Publico aqui mais uma de várias anotações anti-baconianas que fiz para mim mesmo enquanto refletia sobre o modo como penso as relações entre o saber e o poder para fazer um diagrama delas.
Para Bacon e para toda uma tradição de pensamento sobre a política bastante atual ainda hoje, saber é poder. E isto considerando tanto o exercício do poder de uns sobre outros quanto o exercício de poder sobre as coisas inanimadas, e sobre o mundo natural ao nosso redor como um todo. Essa concepção das relações entre o saber e o poder me parece espantosamente limitada.
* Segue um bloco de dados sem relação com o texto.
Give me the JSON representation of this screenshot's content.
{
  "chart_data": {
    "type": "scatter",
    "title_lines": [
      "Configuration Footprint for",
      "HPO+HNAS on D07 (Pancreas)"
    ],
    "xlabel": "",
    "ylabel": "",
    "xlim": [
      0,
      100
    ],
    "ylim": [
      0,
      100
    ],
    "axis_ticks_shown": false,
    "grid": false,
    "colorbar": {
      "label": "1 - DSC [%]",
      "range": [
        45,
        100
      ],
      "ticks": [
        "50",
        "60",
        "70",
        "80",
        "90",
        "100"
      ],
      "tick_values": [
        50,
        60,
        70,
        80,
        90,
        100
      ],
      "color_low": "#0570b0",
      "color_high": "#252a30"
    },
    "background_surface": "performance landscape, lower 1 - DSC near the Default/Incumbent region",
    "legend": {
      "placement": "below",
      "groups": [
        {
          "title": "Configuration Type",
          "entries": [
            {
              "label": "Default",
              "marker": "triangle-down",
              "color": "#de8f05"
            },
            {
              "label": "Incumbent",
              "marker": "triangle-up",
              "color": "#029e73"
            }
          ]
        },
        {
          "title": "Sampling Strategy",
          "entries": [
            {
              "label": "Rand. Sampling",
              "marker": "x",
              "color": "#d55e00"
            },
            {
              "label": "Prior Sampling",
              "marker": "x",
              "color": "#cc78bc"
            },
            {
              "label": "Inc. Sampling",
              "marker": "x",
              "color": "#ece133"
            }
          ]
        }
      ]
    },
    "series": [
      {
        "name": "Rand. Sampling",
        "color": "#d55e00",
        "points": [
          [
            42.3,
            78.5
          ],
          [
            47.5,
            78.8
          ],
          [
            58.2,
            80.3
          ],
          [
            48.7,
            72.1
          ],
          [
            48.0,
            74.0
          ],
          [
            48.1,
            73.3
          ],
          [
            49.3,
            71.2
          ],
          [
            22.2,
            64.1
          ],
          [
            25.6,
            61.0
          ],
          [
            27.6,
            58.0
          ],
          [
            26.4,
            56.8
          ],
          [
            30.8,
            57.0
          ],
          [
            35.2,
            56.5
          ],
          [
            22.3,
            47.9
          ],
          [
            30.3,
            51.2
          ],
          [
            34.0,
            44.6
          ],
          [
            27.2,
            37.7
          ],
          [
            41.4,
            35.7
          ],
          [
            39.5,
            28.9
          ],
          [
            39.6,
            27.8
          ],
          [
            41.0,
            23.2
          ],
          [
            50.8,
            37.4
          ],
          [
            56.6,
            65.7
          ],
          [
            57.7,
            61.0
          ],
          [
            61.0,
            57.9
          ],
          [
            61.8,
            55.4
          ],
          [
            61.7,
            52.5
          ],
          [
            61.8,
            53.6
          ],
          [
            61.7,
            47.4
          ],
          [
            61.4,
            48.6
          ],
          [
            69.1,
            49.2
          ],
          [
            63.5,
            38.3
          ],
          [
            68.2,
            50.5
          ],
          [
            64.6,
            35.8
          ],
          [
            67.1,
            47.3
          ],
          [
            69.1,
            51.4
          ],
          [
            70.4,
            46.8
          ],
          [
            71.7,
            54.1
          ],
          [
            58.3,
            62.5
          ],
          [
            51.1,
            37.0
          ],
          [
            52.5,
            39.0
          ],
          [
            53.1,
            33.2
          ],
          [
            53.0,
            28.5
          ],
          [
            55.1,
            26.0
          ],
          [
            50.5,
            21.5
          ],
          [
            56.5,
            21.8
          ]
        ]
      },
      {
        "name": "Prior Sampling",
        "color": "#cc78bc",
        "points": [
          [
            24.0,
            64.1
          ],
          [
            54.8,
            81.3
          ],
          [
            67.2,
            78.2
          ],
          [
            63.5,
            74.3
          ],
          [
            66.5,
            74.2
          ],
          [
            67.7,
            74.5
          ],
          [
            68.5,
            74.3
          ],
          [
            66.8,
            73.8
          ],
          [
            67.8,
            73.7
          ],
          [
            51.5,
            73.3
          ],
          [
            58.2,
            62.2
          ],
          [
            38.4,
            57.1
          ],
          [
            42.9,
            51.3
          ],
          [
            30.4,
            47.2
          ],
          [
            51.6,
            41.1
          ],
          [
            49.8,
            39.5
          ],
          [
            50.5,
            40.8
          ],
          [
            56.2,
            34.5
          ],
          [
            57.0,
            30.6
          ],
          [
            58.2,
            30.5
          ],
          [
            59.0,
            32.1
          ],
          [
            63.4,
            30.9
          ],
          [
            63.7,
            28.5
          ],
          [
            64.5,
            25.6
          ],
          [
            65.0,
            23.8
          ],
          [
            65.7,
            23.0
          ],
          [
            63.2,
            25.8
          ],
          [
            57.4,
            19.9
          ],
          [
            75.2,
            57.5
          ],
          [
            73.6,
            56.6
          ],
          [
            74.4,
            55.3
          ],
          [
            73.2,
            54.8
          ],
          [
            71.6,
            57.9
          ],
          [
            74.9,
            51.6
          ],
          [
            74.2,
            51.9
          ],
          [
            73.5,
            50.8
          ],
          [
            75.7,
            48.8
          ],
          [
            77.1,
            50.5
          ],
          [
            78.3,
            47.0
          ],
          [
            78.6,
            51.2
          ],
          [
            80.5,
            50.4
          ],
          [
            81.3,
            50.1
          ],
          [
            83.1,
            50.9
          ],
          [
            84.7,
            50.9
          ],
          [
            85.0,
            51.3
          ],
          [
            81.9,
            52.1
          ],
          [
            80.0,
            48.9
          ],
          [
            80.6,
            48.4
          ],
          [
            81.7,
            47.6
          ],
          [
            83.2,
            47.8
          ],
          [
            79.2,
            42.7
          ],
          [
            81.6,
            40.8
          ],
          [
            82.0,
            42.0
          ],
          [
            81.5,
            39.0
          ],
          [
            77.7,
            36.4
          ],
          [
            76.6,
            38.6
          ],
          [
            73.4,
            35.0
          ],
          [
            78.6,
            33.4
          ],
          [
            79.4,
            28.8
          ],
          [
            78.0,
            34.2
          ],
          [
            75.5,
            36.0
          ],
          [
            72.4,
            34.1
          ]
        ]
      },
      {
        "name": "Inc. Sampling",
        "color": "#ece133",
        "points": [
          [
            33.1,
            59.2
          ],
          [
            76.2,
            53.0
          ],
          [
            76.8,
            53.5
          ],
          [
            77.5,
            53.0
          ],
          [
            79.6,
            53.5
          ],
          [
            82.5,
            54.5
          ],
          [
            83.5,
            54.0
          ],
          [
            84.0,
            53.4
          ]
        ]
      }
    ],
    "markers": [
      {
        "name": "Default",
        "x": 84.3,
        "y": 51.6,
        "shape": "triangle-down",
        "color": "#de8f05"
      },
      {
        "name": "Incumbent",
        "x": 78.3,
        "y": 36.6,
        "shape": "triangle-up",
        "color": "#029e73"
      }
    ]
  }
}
Digo espantosamente porque me espanta que tanta gente inteligente a acate.
A anotação sobre a ignorância intrínseca do saber que fiz para mim mesmo minutos atrás, enquanto ia formulando meu diagrama, foi a seguinte.
Existem saberes radicalmente diferentes, com implicações diferentes sobre o poder de ação humano (que não se limita estritamente ao exercício de poder de um sobre outro). E certos saberes são paradoxalmente dependentes da ignorância. Existe uma ignorância intrínseca (e inclusive até certo ponto metodológica) no saber científico, e também no saber tecnológico. A ignorância intrínseca do saber na verdade está sempre presente, e se dá em diferentes níveis com diferentes implicações: há uma ignorância que caracteriza o limite e o fundo contra o qual se afigura o conhecimento; uma que é estratégica e circunstancial, visando potencializar o que há de saber; uma que é metodológica (estratégica, mas padronizada, tecnicizada); e uma que é ignorância ignorada, sob capa de ilusão de saber. Em todos esses níveis em que pode estar a ignorância intrínseca do saber, ela pode se apresentar em diferentes graus de consciência para o ignorante.